ObamaCare’s Haunting: 3 Health-Care Promises that Turned Out to be False
The rollout of the Affordable Care Act has been rocky and has included an apology from the Health and Human Services Secretary and some backtracking from the president over previous promises.
In numerous speeches since signing the legislation in 2010, the president promised Americans his signature legislation wouldn’t mean they would lose their current insurance, saying “if you like your current plan, you can keep it.”
But that hasn’t turned out to be true in some cases.
On Wednesday, nearly five weeks into the open enrollment period, Obama had to reposition his claim in a speech in Boston.
“Anyone peddling the notion that insurers are cancelling people’s plan without mentioning that almost all the insurers are encouraging people to join better plans with the same carrier, and stronger benefits and stronger protections, while others will be able to get better plans with new carriers through the marketplace, and that many will get new help to pay for these better plans and make them actually cheaper -- if you leave that stuff out, you’re being grossly misleading, to say the least,” Obama said.
But the fact remains, that hundreds of thousands of people who may have very well liked their plans are being dropped from coverage. Earlier this week, an NBC Investigation reported that the administration knew that between 40% and 67% of individual policyholders would lose their coverage under the law’s new requirements.
“This was a naïve assumption and in the administration’s defense I think at the time [in 2009] that many people would keep their plans,” says Devon Herrick, senior analyst at the National Center for Policy Analysis. “If you like your plan you can keep it, unless the plan is not profitable [for insurers] or legal [under the new ACA guidelines]. Those caveats were not included in that promise.”
Under the new law, all insurance plans must cover 10 essential health benefits including, maternity care, prescription medicine costs and ambulatory services, which, in many cases, have driven up coverage prices. Kaiser Health reported that in certain states like Florida and California, hundreds of thousands of people were being dropped from their current plans, and not everyone is being picked up by new insurers.
Obama also told Americans in 2007 at the Take Back America Forum that the ACA would save families $2,500 on average annually, a number he has repeated continually over the years. Herrick says that number seems to be “created out of thin air.” Due to the increased benefits for all approved health-care plans, costs are going up for many, unless they are eligible for a subsidy. Subsidies are available for those making up to 400% of the federal poverty level, which is $45 annually for an individual and around $94,000 for a family of four.
“The ACA was heavily influenced by public health advocates, saying that ‘everyone should have this level of benefits,’” Herrick says.

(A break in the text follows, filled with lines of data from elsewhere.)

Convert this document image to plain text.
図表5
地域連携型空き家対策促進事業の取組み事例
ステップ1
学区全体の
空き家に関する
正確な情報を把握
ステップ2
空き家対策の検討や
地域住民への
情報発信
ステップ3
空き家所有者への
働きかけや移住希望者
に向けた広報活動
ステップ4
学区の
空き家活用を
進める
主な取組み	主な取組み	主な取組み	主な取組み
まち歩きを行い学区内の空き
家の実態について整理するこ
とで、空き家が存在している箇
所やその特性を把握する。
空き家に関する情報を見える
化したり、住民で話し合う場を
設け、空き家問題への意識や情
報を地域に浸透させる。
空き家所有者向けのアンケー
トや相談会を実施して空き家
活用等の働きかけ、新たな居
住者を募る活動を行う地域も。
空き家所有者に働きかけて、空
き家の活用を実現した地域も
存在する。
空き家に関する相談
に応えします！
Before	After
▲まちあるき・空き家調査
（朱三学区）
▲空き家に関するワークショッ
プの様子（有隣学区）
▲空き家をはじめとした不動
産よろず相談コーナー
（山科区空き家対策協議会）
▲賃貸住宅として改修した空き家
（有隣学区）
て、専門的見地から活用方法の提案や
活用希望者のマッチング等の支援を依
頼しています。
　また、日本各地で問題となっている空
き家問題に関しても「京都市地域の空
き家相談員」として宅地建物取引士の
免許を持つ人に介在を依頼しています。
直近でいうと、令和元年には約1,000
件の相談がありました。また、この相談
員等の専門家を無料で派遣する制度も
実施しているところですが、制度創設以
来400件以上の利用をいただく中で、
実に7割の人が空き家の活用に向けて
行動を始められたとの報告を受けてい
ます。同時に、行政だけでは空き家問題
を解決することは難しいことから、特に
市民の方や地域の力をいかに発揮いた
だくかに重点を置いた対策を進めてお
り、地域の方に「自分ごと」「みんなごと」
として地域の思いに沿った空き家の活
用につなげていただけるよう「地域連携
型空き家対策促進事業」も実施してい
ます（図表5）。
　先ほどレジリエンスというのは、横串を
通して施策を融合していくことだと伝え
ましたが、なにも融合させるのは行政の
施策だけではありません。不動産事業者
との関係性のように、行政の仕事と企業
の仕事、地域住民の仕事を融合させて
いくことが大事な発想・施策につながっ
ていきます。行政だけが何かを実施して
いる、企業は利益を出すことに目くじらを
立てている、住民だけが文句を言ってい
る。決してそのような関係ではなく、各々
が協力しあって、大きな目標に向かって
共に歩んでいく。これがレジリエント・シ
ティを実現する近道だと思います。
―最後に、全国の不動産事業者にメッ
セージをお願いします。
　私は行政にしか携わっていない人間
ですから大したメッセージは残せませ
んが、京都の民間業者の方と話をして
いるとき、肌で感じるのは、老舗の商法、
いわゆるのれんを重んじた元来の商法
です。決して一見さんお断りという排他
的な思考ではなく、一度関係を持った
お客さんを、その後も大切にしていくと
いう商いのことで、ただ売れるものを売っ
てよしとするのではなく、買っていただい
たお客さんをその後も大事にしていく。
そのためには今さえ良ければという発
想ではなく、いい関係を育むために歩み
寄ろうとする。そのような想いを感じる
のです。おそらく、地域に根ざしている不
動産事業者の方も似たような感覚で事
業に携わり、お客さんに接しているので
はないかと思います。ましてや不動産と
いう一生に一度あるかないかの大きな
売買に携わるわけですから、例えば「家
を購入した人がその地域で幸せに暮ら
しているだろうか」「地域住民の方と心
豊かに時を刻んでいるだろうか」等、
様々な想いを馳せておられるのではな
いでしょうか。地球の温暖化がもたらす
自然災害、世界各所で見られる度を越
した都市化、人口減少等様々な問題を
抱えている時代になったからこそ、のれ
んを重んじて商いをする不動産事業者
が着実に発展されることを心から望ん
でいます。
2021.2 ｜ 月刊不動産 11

Finally, amidst the Healthcare.gov website’s rocky rollout on Oct. 1, Obama said that purchasing coverage would be as simple as “buying a TV on Amazon.” While the exchange was meant to be a one-stop-shop for comparing and buying plans, high traffic volumes, data errors and repeated glitches have made this statement a stretch to say the least, Herrick says.
“The example we often hear of is HealthInsurance.com, a Silicon Valley startup from 15 years ago that made comparing policies online and shopping for coverage easy—they signed up a few million people over the years,” Herrick says. “It worked great, but that is not the exchange. The reason the exchange is having such issues is that it is so complex, they are trying to create a one-stop-shop, and that is a tall order.”